Mi Kayin villagers in Hpa-an Township held a prayer service for the protection of their land and natural resources threatened by the proposed cement plant on March 29, 2016.
The villagers gathered at the base of Mi Kayin Mountain for the public prayer service after a recently revived proposal to develop a limestone quarry and cement factory near their village.
Mi Kayin community, a coalition of local villagers and Karen environmental civil society groups put out a statement on March 29, 2016 to voice their concerns over the cement plant proposal.
The Mi Kayin community statement quoted Ko Kyaw Hla, a Mi Kayin villager as saying; “We are concerned that the cement project will harm our local environment, health, sustainable livelihoods, and traditional way of life. We pray that the company will respect the voice of the local community, and that our natural resources will be protected for future generations.”

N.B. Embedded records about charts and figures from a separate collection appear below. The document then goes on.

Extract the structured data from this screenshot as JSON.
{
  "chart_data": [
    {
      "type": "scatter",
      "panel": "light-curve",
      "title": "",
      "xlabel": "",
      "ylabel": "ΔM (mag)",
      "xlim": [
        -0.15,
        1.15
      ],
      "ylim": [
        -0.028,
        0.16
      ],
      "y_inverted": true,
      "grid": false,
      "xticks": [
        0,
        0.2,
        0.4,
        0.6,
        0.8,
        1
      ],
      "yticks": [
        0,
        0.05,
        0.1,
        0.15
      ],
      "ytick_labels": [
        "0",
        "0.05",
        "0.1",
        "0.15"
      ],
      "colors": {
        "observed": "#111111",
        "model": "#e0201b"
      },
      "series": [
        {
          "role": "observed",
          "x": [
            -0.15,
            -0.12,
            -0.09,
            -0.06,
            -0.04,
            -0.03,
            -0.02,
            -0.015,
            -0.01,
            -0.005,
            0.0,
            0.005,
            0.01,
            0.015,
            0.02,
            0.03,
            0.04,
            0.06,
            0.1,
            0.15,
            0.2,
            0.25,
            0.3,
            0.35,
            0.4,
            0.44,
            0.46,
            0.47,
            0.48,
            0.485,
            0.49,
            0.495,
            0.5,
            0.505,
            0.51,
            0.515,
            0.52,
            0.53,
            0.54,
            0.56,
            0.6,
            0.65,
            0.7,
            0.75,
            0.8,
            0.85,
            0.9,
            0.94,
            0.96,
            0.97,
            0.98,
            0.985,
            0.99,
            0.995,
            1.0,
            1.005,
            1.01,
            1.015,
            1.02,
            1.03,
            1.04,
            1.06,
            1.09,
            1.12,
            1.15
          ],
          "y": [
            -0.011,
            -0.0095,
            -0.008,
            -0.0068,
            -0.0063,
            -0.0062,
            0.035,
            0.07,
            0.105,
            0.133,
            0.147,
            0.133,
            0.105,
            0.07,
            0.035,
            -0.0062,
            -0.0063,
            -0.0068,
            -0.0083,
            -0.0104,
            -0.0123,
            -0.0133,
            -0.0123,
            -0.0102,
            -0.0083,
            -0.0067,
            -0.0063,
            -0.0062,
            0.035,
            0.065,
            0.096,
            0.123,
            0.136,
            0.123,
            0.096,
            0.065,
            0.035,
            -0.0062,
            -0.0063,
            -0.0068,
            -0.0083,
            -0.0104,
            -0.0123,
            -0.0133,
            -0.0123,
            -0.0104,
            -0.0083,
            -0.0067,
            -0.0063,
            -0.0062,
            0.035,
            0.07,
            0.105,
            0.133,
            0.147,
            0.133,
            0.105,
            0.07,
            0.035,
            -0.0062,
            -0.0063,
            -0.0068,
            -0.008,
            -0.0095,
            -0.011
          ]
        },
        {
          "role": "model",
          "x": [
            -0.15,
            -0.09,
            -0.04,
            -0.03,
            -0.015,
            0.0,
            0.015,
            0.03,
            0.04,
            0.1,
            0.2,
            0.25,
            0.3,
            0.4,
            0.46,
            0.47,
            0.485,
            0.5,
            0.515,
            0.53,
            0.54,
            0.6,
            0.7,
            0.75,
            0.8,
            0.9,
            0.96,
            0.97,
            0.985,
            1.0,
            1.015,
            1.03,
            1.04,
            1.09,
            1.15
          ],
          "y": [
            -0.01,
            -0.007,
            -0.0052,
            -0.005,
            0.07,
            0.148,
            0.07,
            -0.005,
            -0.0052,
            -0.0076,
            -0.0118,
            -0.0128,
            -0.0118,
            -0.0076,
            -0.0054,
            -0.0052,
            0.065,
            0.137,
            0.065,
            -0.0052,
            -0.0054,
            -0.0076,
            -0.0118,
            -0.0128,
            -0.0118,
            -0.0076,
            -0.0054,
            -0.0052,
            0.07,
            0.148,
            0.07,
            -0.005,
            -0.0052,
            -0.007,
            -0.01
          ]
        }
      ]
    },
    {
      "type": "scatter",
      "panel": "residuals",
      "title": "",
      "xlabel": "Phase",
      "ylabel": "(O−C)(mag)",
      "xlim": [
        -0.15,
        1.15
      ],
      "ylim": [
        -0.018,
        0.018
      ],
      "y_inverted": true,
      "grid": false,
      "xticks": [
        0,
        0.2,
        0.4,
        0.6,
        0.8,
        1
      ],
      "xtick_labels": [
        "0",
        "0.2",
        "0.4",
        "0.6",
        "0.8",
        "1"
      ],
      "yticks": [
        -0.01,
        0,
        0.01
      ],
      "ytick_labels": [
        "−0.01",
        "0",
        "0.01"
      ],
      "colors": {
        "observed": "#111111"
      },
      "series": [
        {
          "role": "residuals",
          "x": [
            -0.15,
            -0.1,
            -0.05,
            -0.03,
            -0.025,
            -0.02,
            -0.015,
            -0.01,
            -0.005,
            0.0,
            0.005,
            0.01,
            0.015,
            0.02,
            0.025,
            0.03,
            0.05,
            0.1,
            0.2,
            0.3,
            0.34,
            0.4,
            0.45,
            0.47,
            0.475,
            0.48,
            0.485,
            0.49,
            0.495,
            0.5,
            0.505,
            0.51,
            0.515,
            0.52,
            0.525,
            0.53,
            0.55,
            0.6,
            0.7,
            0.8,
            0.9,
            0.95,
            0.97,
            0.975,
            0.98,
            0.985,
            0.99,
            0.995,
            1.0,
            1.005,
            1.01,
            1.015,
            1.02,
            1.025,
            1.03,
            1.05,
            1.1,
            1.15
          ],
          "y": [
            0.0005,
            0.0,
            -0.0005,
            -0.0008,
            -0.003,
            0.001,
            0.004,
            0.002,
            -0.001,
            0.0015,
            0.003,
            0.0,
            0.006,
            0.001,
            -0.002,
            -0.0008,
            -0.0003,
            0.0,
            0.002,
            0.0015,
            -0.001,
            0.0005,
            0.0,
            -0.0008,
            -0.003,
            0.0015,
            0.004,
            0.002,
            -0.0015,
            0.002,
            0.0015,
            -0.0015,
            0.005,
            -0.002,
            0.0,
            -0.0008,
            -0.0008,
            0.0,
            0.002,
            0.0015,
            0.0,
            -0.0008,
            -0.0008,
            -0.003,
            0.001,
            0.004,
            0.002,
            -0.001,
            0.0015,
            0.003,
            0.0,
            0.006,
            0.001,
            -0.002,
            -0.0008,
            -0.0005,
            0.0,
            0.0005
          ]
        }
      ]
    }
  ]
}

The first proposal to build a cement plant on Mi Kayin Mountain was put out by the Myanmar Cement and Mineral Production Co. Ltd and Myanmar Ji Dong Cement Co. Ltd in 2013 and 2014, but it was halted after local villagers strongly rejected it.
The proposal has now been revived again last week by Colonel Saw Chit Thu, a central advisory and management member of the Karen Border Guard Force (BGF), a government-backed militia whom the Mi Kayin community claim has a well-known record for corrupt business deals.
On March 19, a pre-consultation meeting organized by Colonel Saw Chit Thu was held in Hpa-an and attended by over 70 people including local villagers, representatives from community based organizations, Karen State government official, Karen Literature and Culture Committee, religious leaders and Karen armed groups such as Karen National Union, Democratic Karen Benevolent Army (DKBA), and Karen Peace Council (KNU/KNLA-PC).
Speaking at the meeting Colonel Saw Chit Thu talked about his plans for the cement factory.
“To build this cement plant, I visited China and observed a cement plant in Yunnan province. Their technology is high. So we’ll use high technology not to affect the environment. If it is allowed, people will get jobs and Karen state will also be developed. This meeting is held to know the public opinion whether we should do it or not.”
According to information shared at the pre-consultation meeting, the proposed cement plant will be invested in by a Chinese company and managed by Colonel Saw Chit Thu’s Chit Lin Myaing Company. The estimated amount of money to be invested in this proposed plant is US $3 billion. The power for the plant will be generated from a coal power plant that is included in the proposal.
During the pre-consultation meeting, Mi Kayin villagers, monks and government officials urged that more time was needed for discussion with the local community. This was supported by the KNU representatives who urge for more time to be taken before proceeding.
Saw Kyaw Hla, a villager from Mi Kayin who attended the pre-consultation meeting said,
“We are very much worried about our mountain. [So far] No one has talked about how much accountability and responsibility will be taken and by who…if the locals don’t accept the plan, don’t misunderstand us.”
Karen community-based-organizations working on social and environmental issues have repeatedly called for all large-scale developments in Karen State to be halted while there is not any meaningful political settlement in the country.
In their press statement, the Mi Kayin community said that “large-scale projects take local peoples’ natural resources and make it difficult for them to practice their sustainable livelihoods. Among these projects in Karen State, the proposed cement project in Mi Karen Village will have some of the worst impacts on local people.”
According to sources from Karen Environmental and Social Action Network (KESAN), Mi Kayin village is one of 11 proposed cement production sites in Hpa-an township, that many fear will cause serious damage to local livelihoods.
In the Mi Kayin community statement, Saw Tha Phoe from KESAN said that economic development for ethnic people should be based on the participation and desires of the local community, and must respect traditional culture and livelihoods. However, most development projects in Karen State have actually created more poverty and trouble for the local people.